Christianity has its fair share of anti-Stratfordians: people who care more for theories about the theodrama than the real theodrama, people who care more about right doctrine than right living. In theology, just as in theatre, doctrine can easily degenerate into irrelevant dribble, a dangerous distraction. We might call this deadly doctrine, doctrine disconnected from the art of performance and from daily discipleship. Doctrine is deadly when it seeks to understand God and his action in history as an end in itself. But doctrine is living when fused to discipleship, when understanding the theodrama leads to fitting performance.

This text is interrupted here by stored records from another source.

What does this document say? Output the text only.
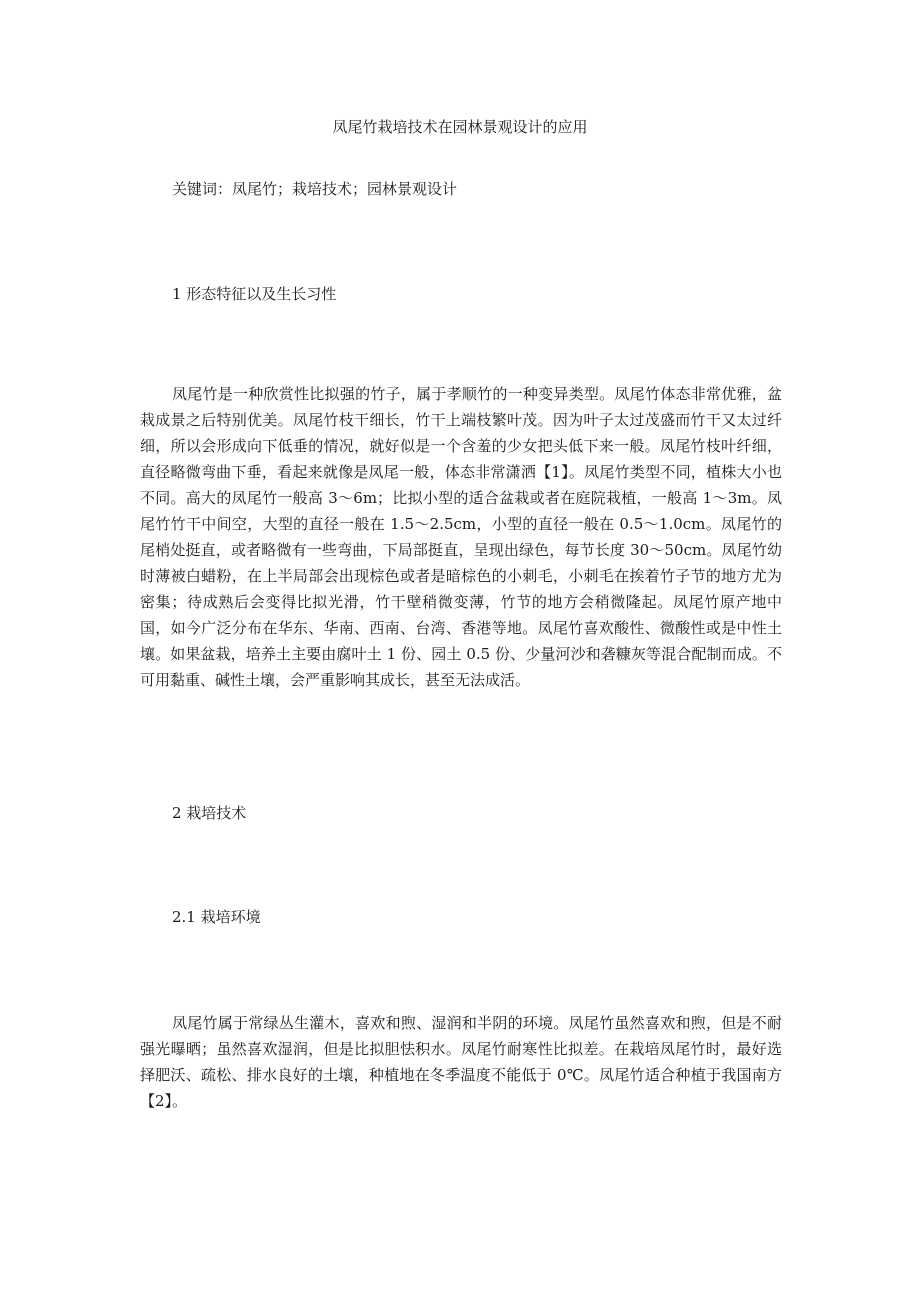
凤尾竹栽培技术在园林景观设计的应用
关键词：凤尾竹；栽培技术；园林景观设计
1 形态特征以及生长习性

凤尾竹是一种欣赏性比拟强的竹子，属于孝顺竹的一种变异类型。凤尾竹体态非常优雅，盆栽成景之后特别优美。凤尾竹枝干细长，竹干上端枝繁叶茂。因为叶子太过茂盛而竹干又太过纤细，所以会形成向下低垂的情况，就好似是一个含羞的少女把头低下来一般。凤尾竹枝叶纤细，直径略微弯曲下垂，看起来就像是凤尾一般，体态非常潇洒【1】。凤尾竹类型不同，植株大小也不同。高大的凤尾竹一般高 3～6m；比拟小型的适合盆栽或者在庭院栽植，一般高 1～3m。凤尾竹竹干中间空，大型的直径一般在 1.5～2.5cm，小型的直径一般在 0.5～1.0cm。凤尾竹的尾梢处挺直，或者略微有一些弯曲，下局部挺直，呈现出绿色，每节长度 30～50cm。凤尾竹幼时薄被白蜡粉，在上半局部会出现棕色或者是暗棕色的小刺毛，小刺毛在挨着竹子节的地方尤为密集；待成熟后会变得比拟光滑，竹干壁稍微变薄，竹节的地方会稍微隆起。凤尾竹原产地中国，如今广泛分布在华东、华南、西南、台湾、香港等地。凤尾竹喜欢酸性、微酸性或是中性土壤。如果盆栽，培养土主要由腐叶土 1 份、园土 0.5 份、少量河沙和砻糠灰等混合配制而成。不可用黏重、碱性土壤，会严重影响其成长，甚至无法成活。

2 栽培技术
2.1 栽培环境

凤尾竹属于常绿丛生灌木，喜欢和煦、湿润和半阴的环境。凤尾竹虽然喜欢和煦，但是不耐强光曝晒；虽然喜欢湿润，但是比拟胆怯积水。凤尾竹耐寒性比拟差。在栽培凤尾竹时，最好选择肥沃、疏松、排水良好的土壤，种植地在冬季温度不能低于 0℃。凤尾竹适合种植于我国南方【2】。
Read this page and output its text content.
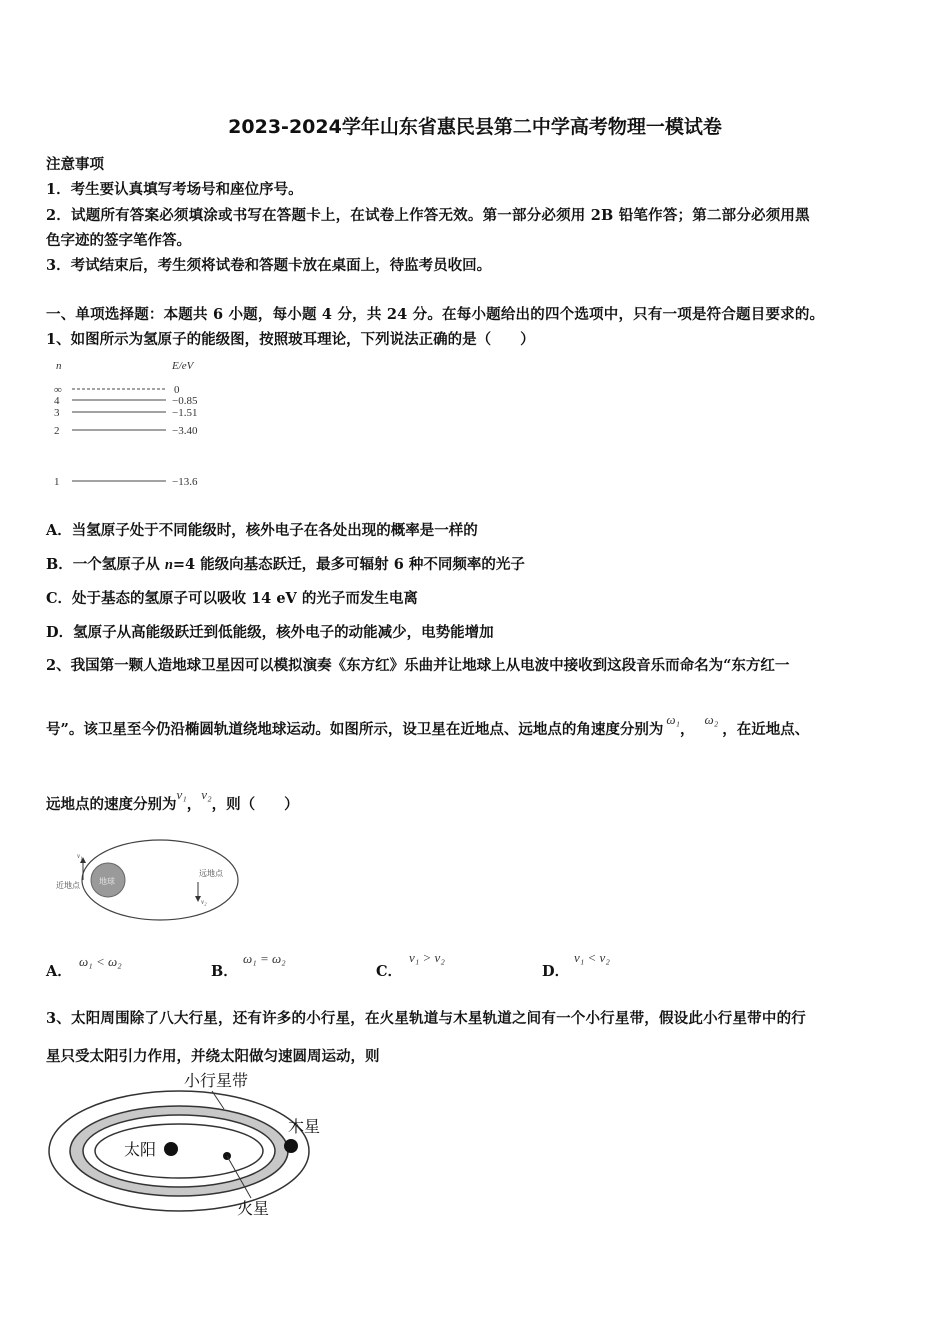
2023-2024学年山东省惠民县第二中学高考物理一模试卷
注意事项
1．考生要认真填写考场号和座位序号。
2．试题所有答案必须填涂或书写在答题卡上，在试卷上作答无效。第一部分必须用 2B 铅笔作答；第二部分必须用黑
色字迹的签字笔作答。
3．考试结束后，考生须将试卷和答题卡放在桌面上，待监考员收回。
一、单项选择题：本题共 6 小题，每小题 4 分，共 24 分。在每小题给出的四个选项中，只有一项是符合题目要求的。
1、如图所示为氢原子的能级图，按照玻耳理论，下列说法正确的是（　　）
n	E/eV
∞	0
4	−0.85
3	−1.51
2	−3.40
1	−13.6
A．当氢原子处于不同能级时，核外电子在各处出现的概率是一样的
B．一个氢原子从 n=4 能级向基态跃迁，最多可辐射 6 种不同频率的光子
C．处于基态的氢原子可以吸收 14 eV 的光子而发生电离
D．氢原子从高能级跃迁到低能级，核外电子的动能减少，电势能增加
2、我国第一颗人造地球卫星因可以模拟演奏《东方红》乐曲并让地球上从电波中接收到这段音乐而命名为“东方红一
号”。该卫星至今仍沿椭圆轨道绕地球运动。如图所示，设卫星在近地点、远地点的角速度分别为ω₁，ω₂，在近地点、
远地点的速度分别为v₁，v₂，则（　　）
地球
近地点
v₁
远地点
v₂
A．
ω₁ < ω₂
B．
ω₁ = ω₂
C．
v₁ > v₂
D．
v₁ < v₂
3、太阳周围除了八大行星，还有许多的小行星，在火星轨道与木星轨道之间有一个小行星带，假设此小行星带中的行
星只受太阳引力作用，并绕太阳做匀速圆周运动，则
太阳
木星
火星
小行星带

This pattern also works the other way around, because the more we perform our part in the theodrama, the more we understand the play. We learn as we act, which means the best way to grow in the art of following Jesus is to follow Jesus. In an earlier book, David Mamet maintains that acting cannot be learned in a classroom. He writes:
“Acting, like any art, can be learned, finally, only in the arena. One can read all one wants, and spend eternities in front of a blackboard with a tutor, but one is not going to learn to swim until one gets in the water — at which point the only “theory” which is going to be useful is that which keeps one’s head up. Just so with acting.” David Mamet, True and False: Heresy and Common Sense for the Actor
And just so with Christianity. No amount of doctrine is going to help us perform the faith until we actually begin to perform the faith. Don’t get me wrong: doctrine is immensely important, and each participant in the theodrama holds to certain doctrines, whether intentionally or unintentionally. But doctrine is either deadly or living, and the difference is whether it is informing and being informed by the art of faithful Christian living. To be more precise, doctrine can be deadly not only when it is disconnected from performance, but when it leads to poor performances. Living doctrine informs faithful and fitting performances, not just any performance. What is more, sometimes the problem lies not with the doctrine itself but with our feeble grasp of the doctrine. Sometimes doctrine should keep one’s head up, but it doesn’t because either one hasn’t tried or one didn’t realize it could.
Of course, God is the one who ultimately keeps one’s head up, which is the heart of living doctrine. But we won’t really know that it’s true until we’re in the pool and starting to sink.
This makes me so happy! A wonderful piece of writing. I so often find theological principles in theatre writing and this is such a great example of this. Well done!